Reputation: 311
I have a question regarding the expand.grid() function using two data frames as opposed to two vectors. I want to combine two data frames and all their possible combinations together while simply subtracting all other variables. For example...
df1 <- data.frame('USC', '2.3', '1.3', '5.4')
df2 <- data.frame('Texas', '1.2', '-1.4', '2.3')
So basically I can get all the combinations of the first variable using the expand.grid() function to look like 'USC Texas, Texas USC' etc... but I want to also subtract or find the difference between the rest of the variables associated in the dataframe. For example...
('USC Texas', '1.1', '2.7', '3.1')
('Texas USC', '-1.1', -2.7', '-3.1')
Can I somehow combine the expand.grid() function with apply?
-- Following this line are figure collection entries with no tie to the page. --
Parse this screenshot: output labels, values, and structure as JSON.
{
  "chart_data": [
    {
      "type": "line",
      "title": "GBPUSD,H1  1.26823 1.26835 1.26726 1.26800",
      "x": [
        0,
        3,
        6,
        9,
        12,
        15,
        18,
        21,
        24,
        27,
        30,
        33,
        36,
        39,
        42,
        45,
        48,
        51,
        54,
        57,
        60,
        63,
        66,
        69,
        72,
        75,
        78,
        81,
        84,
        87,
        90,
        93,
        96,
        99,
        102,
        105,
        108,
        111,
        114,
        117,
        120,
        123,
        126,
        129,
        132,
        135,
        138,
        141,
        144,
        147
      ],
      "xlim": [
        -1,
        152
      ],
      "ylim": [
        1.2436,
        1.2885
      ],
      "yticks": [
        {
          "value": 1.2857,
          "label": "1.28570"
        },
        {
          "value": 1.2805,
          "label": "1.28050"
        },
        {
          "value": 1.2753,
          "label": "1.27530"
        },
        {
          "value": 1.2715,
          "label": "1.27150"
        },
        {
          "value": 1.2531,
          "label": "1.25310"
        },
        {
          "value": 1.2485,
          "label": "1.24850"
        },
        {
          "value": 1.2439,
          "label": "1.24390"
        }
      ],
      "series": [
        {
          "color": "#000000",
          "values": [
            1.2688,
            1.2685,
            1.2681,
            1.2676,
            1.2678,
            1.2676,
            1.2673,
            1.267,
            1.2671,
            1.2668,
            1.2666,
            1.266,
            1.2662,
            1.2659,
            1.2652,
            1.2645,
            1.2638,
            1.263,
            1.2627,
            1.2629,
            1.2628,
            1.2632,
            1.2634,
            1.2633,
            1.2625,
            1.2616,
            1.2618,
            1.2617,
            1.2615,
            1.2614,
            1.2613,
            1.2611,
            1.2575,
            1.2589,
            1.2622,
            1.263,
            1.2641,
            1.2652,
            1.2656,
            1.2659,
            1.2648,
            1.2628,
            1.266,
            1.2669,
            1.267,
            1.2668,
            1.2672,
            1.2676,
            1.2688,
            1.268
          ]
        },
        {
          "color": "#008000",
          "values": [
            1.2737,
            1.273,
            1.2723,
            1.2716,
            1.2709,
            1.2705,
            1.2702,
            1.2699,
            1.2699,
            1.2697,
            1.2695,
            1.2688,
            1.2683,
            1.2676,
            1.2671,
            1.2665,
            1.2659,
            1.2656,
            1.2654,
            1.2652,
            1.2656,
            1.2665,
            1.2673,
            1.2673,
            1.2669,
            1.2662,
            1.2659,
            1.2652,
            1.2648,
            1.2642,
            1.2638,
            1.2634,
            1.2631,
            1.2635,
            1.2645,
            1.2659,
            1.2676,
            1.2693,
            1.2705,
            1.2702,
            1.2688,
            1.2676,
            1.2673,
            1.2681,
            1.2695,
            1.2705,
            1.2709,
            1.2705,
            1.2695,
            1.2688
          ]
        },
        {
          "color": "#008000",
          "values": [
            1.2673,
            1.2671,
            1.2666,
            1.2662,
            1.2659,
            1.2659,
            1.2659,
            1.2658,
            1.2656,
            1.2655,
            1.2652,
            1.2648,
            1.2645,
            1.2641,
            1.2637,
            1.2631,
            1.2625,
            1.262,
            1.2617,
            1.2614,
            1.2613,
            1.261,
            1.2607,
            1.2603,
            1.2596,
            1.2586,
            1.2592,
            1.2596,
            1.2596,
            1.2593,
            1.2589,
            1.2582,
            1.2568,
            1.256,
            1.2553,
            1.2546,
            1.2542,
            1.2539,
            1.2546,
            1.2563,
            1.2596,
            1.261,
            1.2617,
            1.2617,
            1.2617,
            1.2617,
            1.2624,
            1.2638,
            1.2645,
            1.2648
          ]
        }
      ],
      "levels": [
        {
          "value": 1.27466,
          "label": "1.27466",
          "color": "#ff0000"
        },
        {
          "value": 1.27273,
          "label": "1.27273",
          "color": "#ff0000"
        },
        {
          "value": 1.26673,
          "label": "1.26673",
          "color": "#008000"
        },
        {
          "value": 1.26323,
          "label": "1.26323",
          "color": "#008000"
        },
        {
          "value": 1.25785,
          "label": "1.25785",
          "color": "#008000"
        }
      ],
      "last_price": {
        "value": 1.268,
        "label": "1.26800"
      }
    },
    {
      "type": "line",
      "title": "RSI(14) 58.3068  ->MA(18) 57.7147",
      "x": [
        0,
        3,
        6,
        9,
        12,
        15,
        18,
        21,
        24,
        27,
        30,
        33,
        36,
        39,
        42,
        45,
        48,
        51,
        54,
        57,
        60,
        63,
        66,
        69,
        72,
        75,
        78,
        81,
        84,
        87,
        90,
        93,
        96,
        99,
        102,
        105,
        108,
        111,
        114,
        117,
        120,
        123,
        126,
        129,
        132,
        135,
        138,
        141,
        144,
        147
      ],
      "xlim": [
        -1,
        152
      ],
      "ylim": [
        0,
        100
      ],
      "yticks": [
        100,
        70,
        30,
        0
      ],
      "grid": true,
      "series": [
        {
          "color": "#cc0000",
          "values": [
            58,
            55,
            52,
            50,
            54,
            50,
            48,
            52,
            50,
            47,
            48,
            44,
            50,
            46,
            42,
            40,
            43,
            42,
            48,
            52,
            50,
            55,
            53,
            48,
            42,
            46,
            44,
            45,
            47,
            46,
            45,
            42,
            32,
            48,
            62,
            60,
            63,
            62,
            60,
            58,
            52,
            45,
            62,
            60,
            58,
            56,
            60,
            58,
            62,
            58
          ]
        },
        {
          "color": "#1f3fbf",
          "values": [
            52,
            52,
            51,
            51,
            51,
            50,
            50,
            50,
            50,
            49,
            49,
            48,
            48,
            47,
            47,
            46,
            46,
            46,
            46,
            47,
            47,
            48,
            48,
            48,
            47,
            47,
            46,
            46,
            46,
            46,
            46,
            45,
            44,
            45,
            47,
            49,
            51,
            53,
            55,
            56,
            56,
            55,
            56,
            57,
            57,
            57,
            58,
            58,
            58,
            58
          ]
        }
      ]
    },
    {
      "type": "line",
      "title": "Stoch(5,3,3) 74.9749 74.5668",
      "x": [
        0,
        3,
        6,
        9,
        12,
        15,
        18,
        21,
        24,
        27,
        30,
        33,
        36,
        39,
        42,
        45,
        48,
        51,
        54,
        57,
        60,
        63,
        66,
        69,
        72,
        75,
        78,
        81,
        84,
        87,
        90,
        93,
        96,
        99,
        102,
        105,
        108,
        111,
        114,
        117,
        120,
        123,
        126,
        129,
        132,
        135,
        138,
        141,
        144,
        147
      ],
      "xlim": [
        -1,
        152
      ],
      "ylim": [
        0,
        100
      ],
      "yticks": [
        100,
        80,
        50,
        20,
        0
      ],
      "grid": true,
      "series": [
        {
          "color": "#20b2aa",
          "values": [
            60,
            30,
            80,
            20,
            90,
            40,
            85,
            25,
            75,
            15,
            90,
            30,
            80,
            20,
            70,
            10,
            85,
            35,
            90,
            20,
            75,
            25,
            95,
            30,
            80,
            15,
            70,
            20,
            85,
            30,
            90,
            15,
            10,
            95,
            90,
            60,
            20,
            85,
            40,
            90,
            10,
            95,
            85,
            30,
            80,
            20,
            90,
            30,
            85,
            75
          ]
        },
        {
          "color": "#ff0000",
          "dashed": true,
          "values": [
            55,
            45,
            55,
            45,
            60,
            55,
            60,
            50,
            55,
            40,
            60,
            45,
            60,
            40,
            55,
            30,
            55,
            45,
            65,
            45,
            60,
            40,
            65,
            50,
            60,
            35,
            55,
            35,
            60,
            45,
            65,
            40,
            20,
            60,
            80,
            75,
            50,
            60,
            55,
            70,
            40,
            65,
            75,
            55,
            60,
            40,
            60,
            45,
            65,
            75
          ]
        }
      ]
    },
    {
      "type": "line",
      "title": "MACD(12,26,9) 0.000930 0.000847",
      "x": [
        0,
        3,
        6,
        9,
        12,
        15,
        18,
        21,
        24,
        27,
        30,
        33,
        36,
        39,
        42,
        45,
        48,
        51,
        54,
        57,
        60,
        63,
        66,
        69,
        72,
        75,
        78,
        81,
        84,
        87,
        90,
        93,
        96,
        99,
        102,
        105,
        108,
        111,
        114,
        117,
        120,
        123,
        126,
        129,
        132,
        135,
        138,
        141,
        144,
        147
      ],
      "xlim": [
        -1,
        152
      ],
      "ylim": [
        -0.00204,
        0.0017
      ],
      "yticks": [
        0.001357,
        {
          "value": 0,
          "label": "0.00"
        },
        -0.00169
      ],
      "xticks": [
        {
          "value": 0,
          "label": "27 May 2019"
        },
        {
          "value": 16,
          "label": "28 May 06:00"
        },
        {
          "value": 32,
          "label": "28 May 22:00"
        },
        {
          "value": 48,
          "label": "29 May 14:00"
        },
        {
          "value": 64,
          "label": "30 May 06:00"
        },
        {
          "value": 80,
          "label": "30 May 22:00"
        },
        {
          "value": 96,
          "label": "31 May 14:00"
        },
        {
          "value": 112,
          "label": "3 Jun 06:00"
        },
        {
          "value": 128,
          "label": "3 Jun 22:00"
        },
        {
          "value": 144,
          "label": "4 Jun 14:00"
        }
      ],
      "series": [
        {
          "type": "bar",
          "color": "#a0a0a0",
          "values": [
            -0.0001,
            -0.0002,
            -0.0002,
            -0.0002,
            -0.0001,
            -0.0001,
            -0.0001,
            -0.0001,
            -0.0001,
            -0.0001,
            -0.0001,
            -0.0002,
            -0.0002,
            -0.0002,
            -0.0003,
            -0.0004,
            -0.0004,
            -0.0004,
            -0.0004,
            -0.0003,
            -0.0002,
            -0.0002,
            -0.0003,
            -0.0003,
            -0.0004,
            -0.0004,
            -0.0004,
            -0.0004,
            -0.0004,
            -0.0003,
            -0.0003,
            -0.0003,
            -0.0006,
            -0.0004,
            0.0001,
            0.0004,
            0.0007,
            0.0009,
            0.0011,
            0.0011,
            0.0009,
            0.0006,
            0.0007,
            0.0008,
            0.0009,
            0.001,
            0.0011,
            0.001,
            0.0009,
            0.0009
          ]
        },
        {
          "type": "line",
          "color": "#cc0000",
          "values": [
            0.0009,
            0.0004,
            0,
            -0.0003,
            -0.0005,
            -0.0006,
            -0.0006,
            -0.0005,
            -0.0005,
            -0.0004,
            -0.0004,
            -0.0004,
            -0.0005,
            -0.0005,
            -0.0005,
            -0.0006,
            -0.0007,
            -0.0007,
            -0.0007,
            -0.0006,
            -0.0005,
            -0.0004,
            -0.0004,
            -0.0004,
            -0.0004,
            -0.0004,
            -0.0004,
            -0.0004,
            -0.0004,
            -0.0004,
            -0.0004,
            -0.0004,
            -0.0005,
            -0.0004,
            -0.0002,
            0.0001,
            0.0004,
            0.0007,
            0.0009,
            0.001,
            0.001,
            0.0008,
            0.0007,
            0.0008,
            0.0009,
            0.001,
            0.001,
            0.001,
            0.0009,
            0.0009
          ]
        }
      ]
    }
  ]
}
Any help would be appreciated
Upvotes: 1
Views: 1722
Reputation: 44614
This is another way:
# clean up the data. Put df1 and df2 into one data.frame and convert the columns
# to their natural data type. Name the columns.
names(df2) <- names(df1)
d <- rbind(df1, df2)
names(d) <- letters[1:4]
d[] <- lapply(d, function(col) type.convert(as.character(col)))
# a b c d
#1 USC 2.3 1.3 5.4
#2 Texas 1.2 -1.4 2.3
# get the cartesian product of d with itself
x <- merge(d, d, by=character(0))
x <- subset(x, a.x != a.y)
x <- within(x, {
a <- paste(a.x, a.y)
b <- b.x - b.y
c <- c.x - c.y
d <- d.x - d.y
})
x[c('a', 'b', 'c', 'd')]
# a b c d
# 2 Texas USC -1.1 -2.7 -3.1
# 3 USC Texas 1.1 2.7 3.1
Upvotes: 1
Reputation: 81683
Here's an approach:
mapply(function(x, y) if (!grepl("^[+-]?\\d+\\.\\d+$", x))
c(paste(x, y), paste(y, x)) else
c(res <- as.numeric(as.character(x)) - as.numeric(as.character(y)),
-res), df1, df2)
# X.USC. X.2.3. X.1.3. X.5.4.
# [1,] "USC Texas" "1.1" "2.7" "3.1"
# [2,] "Texas USC" "-1.1" "-2.7" "-3.1"
Upvotes: 3